Pois é neste ponto desta quase missiva que retomo a experiência do Curso de Especialização que coordenei no biênio 2021/2022 dentro de uma Universidade Federal. Também reafirmo o que chamei de atualização no processo formativo dos regentes corais de nosso país. Quero acreditar e provocar todos a pensarem que talvez esse seja o caminho para tornar essa conta mais positiva.


O projeto dessa Especialização começou em 2020, fortemente influenciado pela ABRACO e suas reverberações. Não demorou muito para ficar claro que apenas os docentes da universidade proponente seriam insuficientes para abranger o escopo do projeto. Por isso, convidamos outros 25 profissionais espalhados pelas cinco regiões do país, com comprovada relevância na área. Todos os convites foram prontamente aceitos pelos destinatários. É importante ressaltar que ninguém receberia qualquer remuneração por fazer parte do Curso. A gratuidade era mútua... ninguém pagava, ninguém recebia. Isso nos levou à comprovação in loco de que temos no país uma equipe extremamente capacitada de alto nível técnico e artístico, disposta a contribuir, mesmo que voluntariamente, para o desenvolvimento de nosso cenário musical.


Na sequência, durante o processo seletivo, ocorreu outra surpresa muito positiva. Com a autorização da universidade para abrir 50 vagas, elaboramos um processo seletivo específico, regido por um edital cuidadosamente preparado e divulgado com os recursos limitados que tínhamos. Ou seja, "lançamos o edital no site" e aguardamos para ver o que aconteceria. O resultado foi mais de 350 inscrições efetuadas dentro dos trâmites e prazos estabelecidos por nós, o que mais uma vez nos surpreendeu.

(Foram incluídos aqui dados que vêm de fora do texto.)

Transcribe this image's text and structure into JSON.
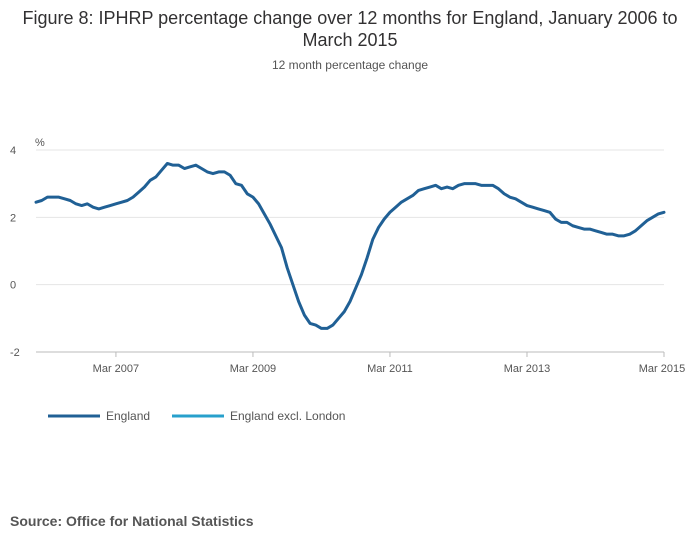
{
  "title": "Figure 8: IPHRP percentage change over 12 months for England, January 2006 to March 2015",
  "subtitle": "12 month percentage change",
  "source": "Source: Office for National Statistics",
  "colors": {
    "england": "#206095",
    "england_excl_london": "#27a0cc",
    "grid": "#e5e5e5"
  },
  "chart_data": {
    "type": "line",
    "title": "Figure 8: IPHRP percentage change over 12 months for England, January 2006 to March 2015",
    "ylabel": "%",
    "ylim": [
      -2,
      4
    ],
    "yticks": [
      4,
      2,
      0,
      -2
    ],
    "x_start": "Jan 2006",
    "x_end": "Mar 2015",
    "xticks": [
      {
        "label": "Mar 2007",
        "index": 14
      },
      {
        "label": "Mar 2009",
        "index": 38
      },
      {
        "label": "Mar 2011",
        "index": 62
      },
      {
        "label": "Mar 2013",
        "index": 86
      },
      {
        "label": "Mar 2015",
        "index": 110
      }
    ],
    "legend": [
      "England",
      "England excl. London"
    ],
    "series": [
      {
        "name": "England",
        "values": [
          2.45,
          2.5,
          2.6,
          2.6,
          2.6,
          2.55,
          2.5,
          2.4,
          2.35,
          2.4,
          2.3,
          2.25,
          2.3,
          2.35,
          2.4,
          2.45,
          2.5,
          2.6,
          2.75,
          2.9,
          3.1,
          3.2,
          3.4,
          3.6,
          3.55,
          3.55,
          3.45,
          3.5,
          3.55,
          3.45,
          3.35,
          3.3,
          3.35,
          3.35,
          3.25,
          3.0,
          2.95,
          2.7,
          2.6,
          2.4,
          2.1,
          1.8,
          1.45,
          1.1,
          0.5,
          0.0,
          -0.5,
          -0.9,
          -1.15,
          -1.2,
          -1.3,
          -1.3,
          -1.2,
          -1.0,
          -0.8,
          -0.5,
          -0.1,
          0.3,
          0.8,
          1.35,
          1.7,
          1.95,
          2.15,
          2.3,
          2.45,
          2.55,
          2.65,
          2.8,
          2.85,
          2.9,
          2.95,
          2.85,
          2.9,
          2.85,
          2.95,
          3.0,
          3.0,
          3.0,
          2.95,
          2.95,
          2.95,
          2.85,
          2.7,
          2.6,
          2.55,
          2.45,
          2.35,
          2.3,
          2.25,
          2.2,
          2.15,
          1.95,
          1.85,
          1.85,
          1.75,
          1.7,
          1.65,
          1.65,
          1.6,
          1.55,
          1.5,
          1.5,
          1.45,
          1.45,
          1.5,
          1.6,
          1.75,
          1.9,
          2.0,
          2.1,
          2.15
        ]
      },
      {
        "name": "England excl. London",
        "values": []
      }
    ]
  }
}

Diante disso, meu objetivo é chamar a atenção para os elementos aqui descritos: uma equipe humana de alto nível técnico, uma demanda da área à altura dessa equipe e, o mais importante, a boa vontade de todos os envolvidos nesse cenário.

 

O ponto ao qual gostaria de chegar com essa modesta reflexão é a necessidade de encontrarmos caminhos diferentes para oferecer e aproveitar oportunidades de formação e capacitação para nossos regentes corais. Sem abrir mão da estrutura que já temos, devemos adaptá-la para torná-la mais porosa aos diversos grupos de nossa sociedade, melhorando assim a transmissão de conhecimento e alcançando o avanço técnico necessário nessa área.

 

Concluo afirmando que ainda não somos capazes de responder com solidez à pergunta do título deste texto. No entanto, ao longo da busca por uma organização mínima que nos permita melhorar essa situação, também podemos desenvolver novas formas e, talvez, ainda mais eficientes de aprimoramento. Enquanto não sabemos ao certo como estamos formando nossos regentes, seguimos encontrando novos caminhos para o Universo Coral Brasileiro.